Intractable Rheumatoid Arthritis: Treatment With Combined Cyclophosphamide, Azathioprine, and Hydroxychloroquine

JAMA. 1982;248(14):1718-1723. doi:10.1001/jama.1982.03330140028027
Abstract

Seventeen patients (15 women, two men) with progressive, erosive seropositive rheumatoid arthritis (RA) refractory to conventional therapy were treated with cyclophosphamide, azathioprine, and hydroxychloroquine sulfate for an average of 27 ± 19 months (x̄±SD throughout) (range, five to 60 months). Disease suppression began in 14 patients within three to 16 months (mean, seven months). Five patients achieved complete remission, two had activity in a single joint only, seven had partial disease suppression, and three showed no response. Prednisone dosage was decreased or administration discontinued in nine of ten patients (5.8 ±1.2 to 2.7 ±3 mg/day).
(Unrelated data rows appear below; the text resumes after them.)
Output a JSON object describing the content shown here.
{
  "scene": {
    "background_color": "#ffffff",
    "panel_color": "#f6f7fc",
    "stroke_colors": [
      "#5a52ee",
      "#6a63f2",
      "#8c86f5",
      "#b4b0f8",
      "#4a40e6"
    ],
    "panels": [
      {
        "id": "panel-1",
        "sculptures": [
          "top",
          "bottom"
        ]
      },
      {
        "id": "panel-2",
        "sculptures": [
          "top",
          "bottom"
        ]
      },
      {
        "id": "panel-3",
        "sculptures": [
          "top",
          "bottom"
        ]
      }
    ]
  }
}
Serial hand roentgenograms showed recortication of erosions in nine patients, with "filling in" of some erosions in three of these. No change was seen in the roentgenograms of five patients, while progressive disease occurred in three instances. Combined therapy with small doses of three drugs, each with proved antirheumatic activity when used separately in larger doses, may provide satisfactory long-term disease control in patients with intractable RA. This regimen is experimental. Proof of efficacy requires a controlled study. Until such data are obtained, this drug combination is not recommended for general use.